Li Xiaofang, Chen Hanle, Yan Jiachen, Liu Guohong, Li Chengjun, Zhou Xiaoxia, Wang Yan, Wu Yinbao, Yan Bing, Yan Xiliang
Institute of Environmental Research at Greater Bay Area, Key Laboratory for Water Quality and Conservation of the Pearl River Delta, Ministry of Education, Guangzhou University, Guangzhou 510006, China.
School of Health, Guangzhou Vocational University of Science and Technology, Guangzhou 510555, China.
Environ Health (Wash). 2024 Jul 26;2(12):875-885. doi: 10.1021/envhealth.4c00088. eCollection 2024 Dec 20.
The rational design of molecules with the desired functionality presents a significant challenge in chemistry. Moreover, it is worth noting that making chemicals safe and sustainable is crucial to bringing them to the market. To address this, we propose a novel deep learning framework developed explicitly for inverse design of molecules with both functionality and biocompatibility. This innovative approach comprises two predictive models and one generative model, facilitating the targeted screening of novel molecules from created virtual chemical space. Our method's versatility is highlighted in the inverse design process, where it successfully generates molecules with specified motifs or composition, discovers synthetically accessible molecules, and jointly targets functional and safe properties beyond the training regime. The utility of this method is demonstrated in its ability to design ionic liquids (ILs) with enhanced antibacterial properties and reduced cytotoxicity, addressing the issue of balancing functionality and biocompatibility in molecular design.

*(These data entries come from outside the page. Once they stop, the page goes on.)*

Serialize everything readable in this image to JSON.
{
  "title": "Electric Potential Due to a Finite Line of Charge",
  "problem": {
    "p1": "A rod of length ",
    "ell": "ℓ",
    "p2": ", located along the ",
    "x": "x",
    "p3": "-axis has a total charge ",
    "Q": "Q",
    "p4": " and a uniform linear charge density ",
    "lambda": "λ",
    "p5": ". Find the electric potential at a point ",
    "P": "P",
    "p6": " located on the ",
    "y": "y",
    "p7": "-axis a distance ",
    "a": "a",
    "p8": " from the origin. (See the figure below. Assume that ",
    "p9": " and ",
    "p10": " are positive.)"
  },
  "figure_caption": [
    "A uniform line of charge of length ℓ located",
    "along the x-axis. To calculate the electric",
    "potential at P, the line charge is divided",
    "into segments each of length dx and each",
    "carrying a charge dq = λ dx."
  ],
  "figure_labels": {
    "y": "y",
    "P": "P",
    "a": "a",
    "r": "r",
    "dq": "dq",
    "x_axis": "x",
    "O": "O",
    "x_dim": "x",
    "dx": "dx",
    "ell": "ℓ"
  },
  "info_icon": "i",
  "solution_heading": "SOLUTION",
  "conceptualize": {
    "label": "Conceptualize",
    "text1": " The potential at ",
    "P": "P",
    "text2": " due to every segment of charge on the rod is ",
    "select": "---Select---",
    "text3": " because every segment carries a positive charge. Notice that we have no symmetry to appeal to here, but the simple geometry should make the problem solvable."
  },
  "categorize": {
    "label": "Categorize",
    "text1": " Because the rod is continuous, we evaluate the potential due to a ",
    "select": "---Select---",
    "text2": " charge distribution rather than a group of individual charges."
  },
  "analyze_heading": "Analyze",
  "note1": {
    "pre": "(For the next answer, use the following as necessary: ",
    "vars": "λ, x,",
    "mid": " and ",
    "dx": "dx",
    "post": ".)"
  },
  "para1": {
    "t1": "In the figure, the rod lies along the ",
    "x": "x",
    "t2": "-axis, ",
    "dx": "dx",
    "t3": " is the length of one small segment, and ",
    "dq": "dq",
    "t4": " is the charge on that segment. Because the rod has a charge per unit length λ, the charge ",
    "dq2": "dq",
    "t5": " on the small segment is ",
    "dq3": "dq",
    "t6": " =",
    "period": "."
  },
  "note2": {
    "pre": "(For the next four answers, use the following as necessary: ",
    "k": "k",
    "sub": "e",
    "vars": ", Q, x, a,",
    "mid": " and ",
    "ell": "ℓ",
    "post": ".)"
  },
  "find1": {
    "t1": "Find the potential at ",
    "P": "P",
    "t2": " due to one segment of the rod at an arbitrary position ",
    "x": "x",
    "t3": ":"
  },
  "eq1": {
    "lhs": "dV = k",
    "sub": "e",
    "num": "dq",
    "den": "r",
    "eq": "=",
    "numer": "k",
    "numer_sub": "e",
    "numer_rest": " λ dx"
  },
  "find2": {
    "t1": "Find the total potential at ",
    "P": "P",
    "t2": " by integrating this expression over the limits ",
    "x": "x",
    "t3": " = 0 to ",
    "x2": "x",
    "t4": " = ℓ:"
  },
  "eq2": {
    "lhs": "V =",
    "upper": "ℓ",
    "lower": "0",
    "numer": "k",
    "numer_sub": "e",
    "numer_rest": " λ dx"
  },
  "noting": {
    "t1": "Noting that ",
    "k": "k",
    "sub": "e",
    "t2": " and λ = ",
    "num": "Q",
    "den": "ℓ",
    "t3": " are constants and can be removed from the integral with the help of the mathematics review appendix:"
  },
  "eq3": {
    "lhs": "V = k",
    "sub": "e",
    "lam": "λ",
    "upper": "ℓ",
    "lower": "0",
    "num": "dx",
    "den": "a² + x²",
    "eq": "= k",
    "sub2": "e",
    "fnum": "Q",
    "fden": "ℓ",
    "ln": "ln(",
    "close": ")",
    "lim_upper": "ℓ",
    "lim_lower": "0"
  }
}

合理设计具有所需功能的分子是化学领域的一项重大挑战。此外,值得注意的是,使化学品安全且可持续对于将它们推向市场至关重要。为解决这一问题,我们提出了一种专门为具有功能和生物相容性的分子逆向设计而开发的新型深度学习框架。这种创新方法包括两个预测模型和一个生成模型,有助于从创建的虚拟化学空间中对新型分子进行靶向筛选。我们方法的通用性在逆向设计过程中得到了突出体现,它成功生成了具有特定基序或组成的分子,发现了可合成获得的分子,并在训练范围之外共同针对功能和安全特性。该方法的实用性体现在其设计具有增强抗菌性能和降低细胞毒性的离子液体(ILs)的能力上,解决了分子设计中功能与生物相容性平衡的问题。